Alberto Fernandez speaks in Buenos Aires, Argentina, August 11 2019. Picture: REUTERS/Agustin Marcarian
Alberto Fernandez speaks in Buenos Aires, Argentina, August 11 2019. Picture: REUTERS/Agustin Marcarian

Buenos Aires — Argentina’s peso fell by the most in almost two weeks on Tuesday after opposition leader Alberto Fernandez criticised an accord with the International Monetary Fund (IMF), saying it had failed to meet any of its objectives.

Argentina assets are extending three days of drops after Fernandez said much of the IMF loan had been wasted on financing capital flight out of the country.

Fernandez’s landslide victory in a primary election earlier in August  dealt a severe blow to President Mauricio Macri’s re-election chances.

The peso fell 1.1%, while Argentinian stocks extended three days of losses, and bond spreads over Treasuries widened 139 basis points.

The decline in the peso could have been worse if the central bank had not sold $250m  into the market, according to people with knowledge of the matter.

IMF visit

A technical team from the IMF is in Buenos Aires to decide whether it gives out the next disbursement of its $56bn loan deal. In a statement following a meeting with IMF officials, Fernandez said he agreed with the objectives of the IMF deal, but added that the IMF and the current government generated the crisis and are responsible for reversing the “social catastrophe”.

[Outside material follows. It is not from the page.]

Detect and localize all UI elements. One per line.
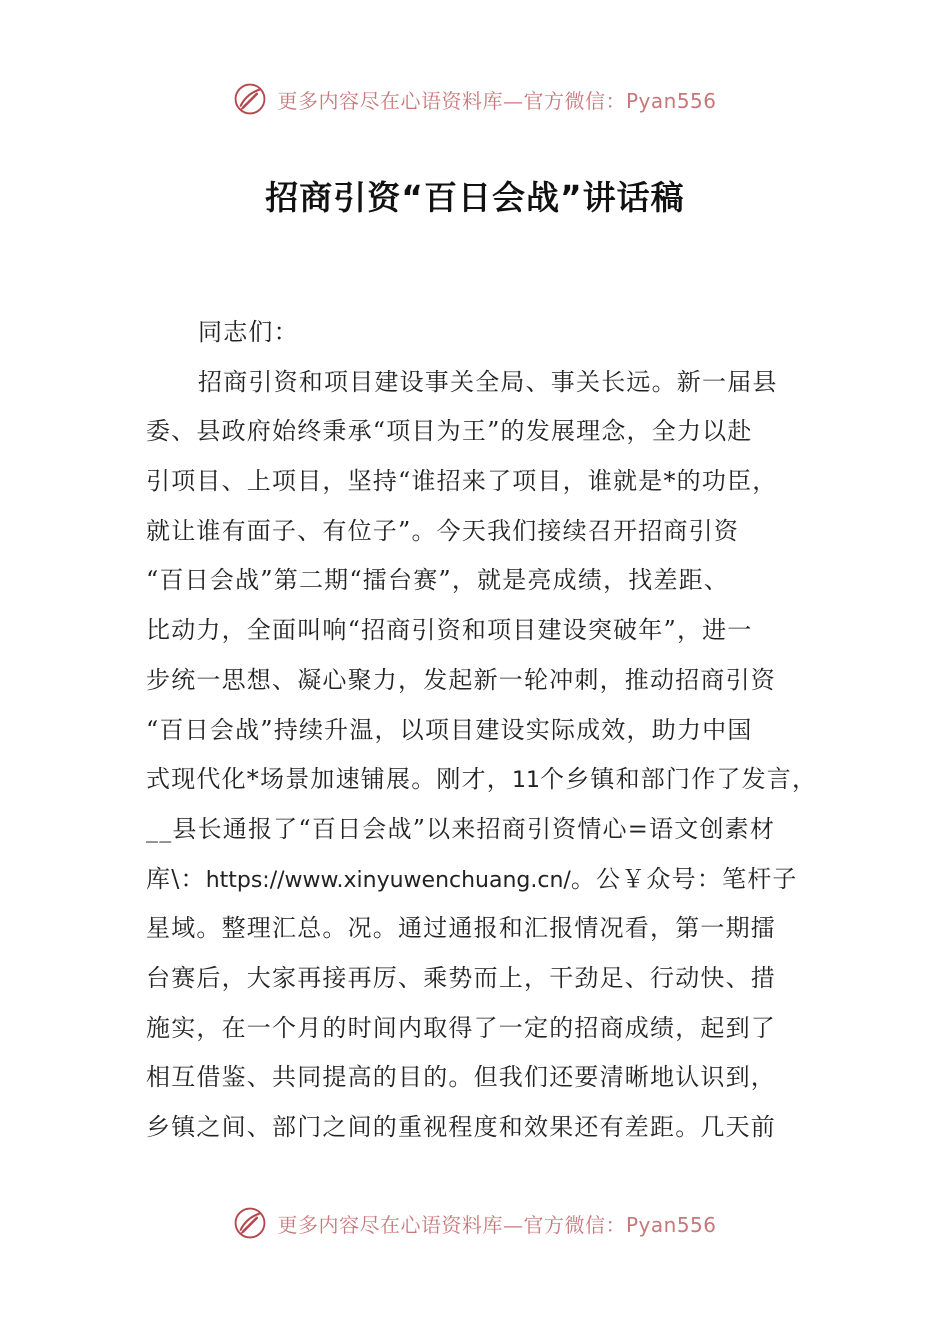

“Alberto Fernandez’s statements after the IMF meeting created noise,” said Joaquin Gonzalez Gale, FX trader at INTL FCStone in Buenos Aires. “Today, anything he says is blown out of proportion.”

If the IMF decides to give the next disbursement, that would reassure the market and lead the interest rate on short-term dollar notes known as Letes to drop sharply, Gonzalez Gale said. Until then, traders worry about what the contingency plan might be.

“The problem is now banks are wondering what will happen if the Treasury doesn’t receive these dollars” from the IMF, he said.

The government is selling 35-day and 140-day Letes on Tuesday, as well as 35-day peso-denominated Lecaps on August 28.